第十五話 暗転
収穫祭三日目。収穫祭は夜も続く。屋台通りにランプが灯り、通りを赤や黄、橙色に染める。屋台ではエールや皿に盛られたソーセージ、揚げ芋が出されている。酔った男達が肩を組んで陽気に歌を歌っている。
クディナルはそんな夜の屋台通りを、教団にある自室の窓から眺めていた。後ろからエピスコスが話しかける。
「猊下。収穫祭には行かれたのですか?」
クディナルは外から視線を外し、エピスコスを見た。屋台通りの明かりが、暗い彼の部屋を仄かに照らす。
「いや、私は収穫祭が嫌いでね。神への祈りを教団ではなく王家が行うというのはよろしくない」
「そうでしたか、失礼しました」
「そんなことよりエピスコス司教。何か情報は掴めたかね」
「ソフィロス殿下の周辺を洗っていますが、なかなか目ぼしい情報は集まらず・・・」
エピスコスは両手をさすりながら、へりくだるような言い方で報告をする。
「ヴァシーリオ学術大学の方はどうかね」
クディナルの質問に、少し躊躇うような様子を見せる。どうやら彼は自分の息子も含めて、大学に通う人間はまだ未成熟で精巧な地図を作ることのできる人間などいないと、頭から決めつけているのだろう。それでもエピスコスは、クディナルの問いに答えた。
「愚息から聞いたのですが、一人殿下が懇意にしている人間が学内にいるそうです」
「ほお。なんという名だ」
「ええと、確か・・・。アスティニース・イオルだったかと。ただこの少年はまだ十三の年だそうです。無関係かとは思いますが」
クディナルはその名を聞いてエピスコスを睨みつけた。
「な、なんでしょうか」と思わぬ視線を受けエピスコスは戸惑った。
「いや・・・、そうか。私はその少年を知っている、確か王国の歴史上最年少で試験を合格した少年だな」
「え、ええ・・・。『神童』と呼ばれているそうです。ただ受講態度が良くないということと天文学を専修していることからか、愚息はその少年のことを『異端の白狐』と呼んでおりました。まあ子ども同士の戯言ですな」とエピスコスは答えた。
クディナルはエピスコスの言葉を聞き「天文学か・・・」と呟くと、ゆっくり部屋の中を歩き、壁際に置かれた石膏像の一つに手を置いた。
「エピスコス司教。君は、ヴァシーリオ学術大学の学生にはあそこまで精巧な地図を作ることができる人間はいないと思っているな?」
クディナルの問いに核心を突かれたようにエピスコスは目を見開いた。そして弁解するように早口で答えた。

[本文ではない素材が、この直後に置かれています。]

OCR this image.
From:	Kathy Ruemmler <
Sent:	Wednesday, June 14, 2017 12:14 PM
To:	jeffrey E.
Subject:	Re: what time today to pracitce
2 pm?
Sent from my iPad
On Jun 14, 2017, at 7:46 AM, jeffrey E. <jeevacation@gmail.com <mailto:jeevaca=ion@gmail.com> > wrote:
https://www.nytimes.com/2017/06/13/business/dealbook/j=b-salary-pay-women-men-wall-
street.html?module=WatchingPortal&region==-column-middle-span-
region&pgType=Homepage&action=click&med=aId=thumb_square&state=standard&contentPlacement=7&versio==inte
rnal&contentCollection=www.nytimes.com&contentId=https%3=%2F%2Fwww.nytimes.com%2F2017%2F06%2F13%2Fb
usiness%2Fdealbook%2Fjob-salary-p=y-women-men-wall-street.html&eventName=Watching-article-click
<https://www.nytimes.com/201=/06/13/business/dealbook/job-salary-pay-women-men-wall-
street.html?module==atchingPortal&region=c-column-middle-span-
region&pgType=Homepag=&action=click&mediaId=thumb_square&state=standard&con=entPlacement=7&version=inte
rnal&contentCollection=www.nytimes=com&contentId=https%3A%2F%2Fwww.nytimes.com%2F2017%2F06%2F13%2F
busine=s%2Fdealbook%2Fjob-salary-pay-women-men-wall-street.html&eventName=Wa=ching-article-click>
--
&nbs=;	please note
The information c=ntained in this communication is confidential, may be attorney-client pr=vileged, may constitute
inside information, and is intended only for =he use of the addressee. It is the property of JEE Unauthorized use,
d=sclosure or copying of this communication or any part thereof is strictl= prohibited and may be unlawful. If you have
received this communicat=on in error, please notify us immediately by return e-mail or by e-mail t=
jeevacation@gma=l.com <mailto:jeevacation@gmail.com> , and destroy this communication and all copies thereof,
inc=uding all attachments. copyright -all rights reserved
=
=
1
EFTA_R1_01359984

「い、いえ!だたやはり、年端もいかぬ若者にそこまでの能力があるとは思えませんでしたので・・・」
「油断してはならんぞ、エピスコス司教」
クディナルは何か思い出すように、ゆっくりと話し出した。
「・・・私は十年前、一人の少年を異端の研究を行った罪で拷問の末処刑した。彼はヴァシーリオ学術大学で天文学を専修していた学生だった」
クディナルの話にエピスコスは驚きの表情を浮かべた。クディナルは話を続ける。
「その少年はとても頭の切れる男でね。異端認定された研究は全て自分でやったのだと言った。私の見立てでは天文学の教授と協力して行った研究だと思っていたのだが、彼は証拠を残さず全ての罪を被ったのだ。私の拷問にも決して口を割らずにな。おかげでその時に天文学自体を異端認定することができなかったのだよ」
クディナルは何か、懐かしむような声色で話した。
「私はその少年をとても尊敬した。いくら叫び声をあげようとも、決して仲間を売らなかったその男をな。自分の教え子が捕まったというのに名乗り出なかった、どこぞの先生とは違う。改宗してくれていれば殺さずに済んだというのに」
「十年前にそんなことがあったのですね・・・」
エピスコスは絞り出すような声で言った。
「そうだ。だからこそ、学問を探究する人間に年齢は関係ない。奴らは行き過ぎた好奇心という闇に落ちた大罪人なのだ」
クディナルはそう言うとエピスコスへと強い口調で指示を出した。